Autor: Javier López y García de la Serrana, Abogado – Doctor en Derecho. Profesor Derecho Mercantil (Acred). Presidente de la red de despachos Hispajuris.


Si en algo podemos estar de acuerdo todos aquellos que nos dedicamos al ámbito del derecho de la circulación, es que cada vez más el Tribunal de Justicia de la Unión Europea (TJUE) es el competente para delimitar aquellos conceptos que conforman la materia que nos ocupa; y ello por cuanto nuestros Juzgados y Tribunales nacionales no se atreven a pronunciarse en la resolución de litigios sin lanzar cada vez más la correspondiente consulta al Tribunal Europeo, con el objetivo de que sea éste quien determine y aclare las distintas dudas que pueden surgir al intentar armonizar nuestra legislación con las distintas Directivas Europeas que se vienen dictando en este campo. Podremos estar de acuerdo o no con esta técnica pero la realidad es que la normativa europea nos vincula y las interpretaciones que sobre la misma ofrece el Tribunal de Justicia nos son igualmente vinculantes, hasta tal punto que invalidan una doctrina jurisprudencial anterior por la que nos hemos venido rigiendo en nuestro panorama español

Esto es precisamente lo que ocurre con el supuesto que analiza la reciente Sentencia del TJUE de fecha 20 de junio de 2019, dictada a raíz de la consulta que realiza el Tribunal Supremo español en un asunto donde se había ejercitado acción de repetición por la Compañía que abonó los daños provocados por el incendio de un vehículo y que aseguraba al garaje donde  estaba estacionado el vehículo cuando ocurre el siniestro. La acción de repetición se dirige frente a la compañía con la que el citado vehículo tenía concertado el obligatorio seguro de circulación.
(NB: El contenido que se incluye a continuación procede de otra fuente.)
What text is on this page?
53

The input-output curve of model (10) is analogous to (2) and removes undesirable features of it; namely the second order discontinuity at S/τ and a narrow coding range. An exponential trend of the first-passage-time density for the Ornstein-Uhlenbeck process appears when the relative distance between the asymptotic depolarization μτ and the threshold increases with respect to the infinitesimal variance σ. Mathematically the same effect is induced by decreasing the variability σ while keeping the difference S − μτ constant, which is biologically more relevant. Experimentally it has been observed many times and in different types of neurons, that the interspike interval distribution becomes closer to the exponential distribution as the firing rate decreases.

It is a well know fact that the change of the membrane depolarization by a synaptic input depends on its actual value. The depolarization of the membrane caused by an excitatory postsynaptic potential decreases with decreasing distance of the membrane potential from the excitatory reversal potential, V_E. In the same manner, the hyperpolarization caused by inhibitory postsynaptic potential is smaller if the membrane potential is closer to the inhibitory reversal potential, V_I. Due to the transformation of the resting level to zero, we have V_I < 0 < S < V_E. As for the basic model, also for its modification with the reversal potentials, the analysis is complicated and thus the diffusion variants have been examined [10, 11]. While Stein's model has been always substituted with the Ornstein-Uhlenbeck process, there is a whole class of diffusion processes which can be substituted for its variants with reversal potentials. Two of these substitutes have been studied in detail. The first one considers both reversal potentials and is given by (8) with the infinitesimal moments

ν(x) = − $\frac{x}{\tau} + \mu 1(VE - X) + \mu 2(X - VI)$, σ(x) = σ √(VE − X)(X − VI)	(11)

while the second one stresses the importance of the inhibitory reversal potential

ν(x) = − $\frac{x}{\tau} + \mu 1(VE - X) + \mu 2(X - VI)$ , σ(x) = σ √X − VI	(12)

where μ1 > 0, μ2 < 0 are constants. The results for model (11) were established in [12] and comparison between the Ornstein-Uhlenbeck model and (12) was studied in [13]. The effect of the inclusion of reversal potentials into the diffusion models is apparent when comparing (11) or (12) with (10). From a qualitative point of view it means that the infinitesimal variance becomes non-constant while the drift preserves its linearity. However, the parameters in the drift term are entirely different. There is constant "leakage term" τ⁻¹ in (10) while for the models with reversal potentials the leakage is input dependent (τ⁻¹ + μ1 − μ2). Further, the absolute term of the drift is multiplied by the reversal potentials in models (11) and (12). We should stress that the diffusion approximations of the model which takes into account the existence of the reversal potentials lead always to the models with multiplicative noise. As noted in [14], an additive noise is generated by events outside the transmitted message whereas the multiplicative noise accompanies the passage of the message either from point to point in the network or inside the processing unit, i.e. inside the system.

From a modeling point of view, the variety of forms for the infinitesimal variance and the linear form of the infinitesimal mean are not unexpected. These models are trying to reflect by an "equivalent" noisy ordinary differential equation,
En primera instancia el Juzgado desestimó la demanda al considerar que según nuestro derecho español el incendio ocasionado no cumplía los requisitos para ser considerado hecho de la circulación, sin embargo al ser recurrida dicha Sentencia la Audiencia Provincial de Álava, a quien correspondía conocer del asunto, estimó el Recurso revocando la Sentencia de instancia y condenando a la compañía que aseguraba al vehículo al pago de la cantidad que previamente había sido abonada por la aseguradora del garaje donde sucede el incendio. Interpuesto el Recurso de Casación por la compañía condenada al pago, nuestro Tribunal Supremo inicia la cuestión incidental considerando que la Audiencia Provincial de Álava se basó en una interpretación amplia del concepto de «hecho de la circulación» conforme a la cual está comprendido en este concepto, según lo define el Derecho español, el caso del incendio de un vehículo estacionado de forma no permanente en un garaje privado cuando la combustión obedece a causas intrínsecas al vehículo y sin que intervenga un tercero.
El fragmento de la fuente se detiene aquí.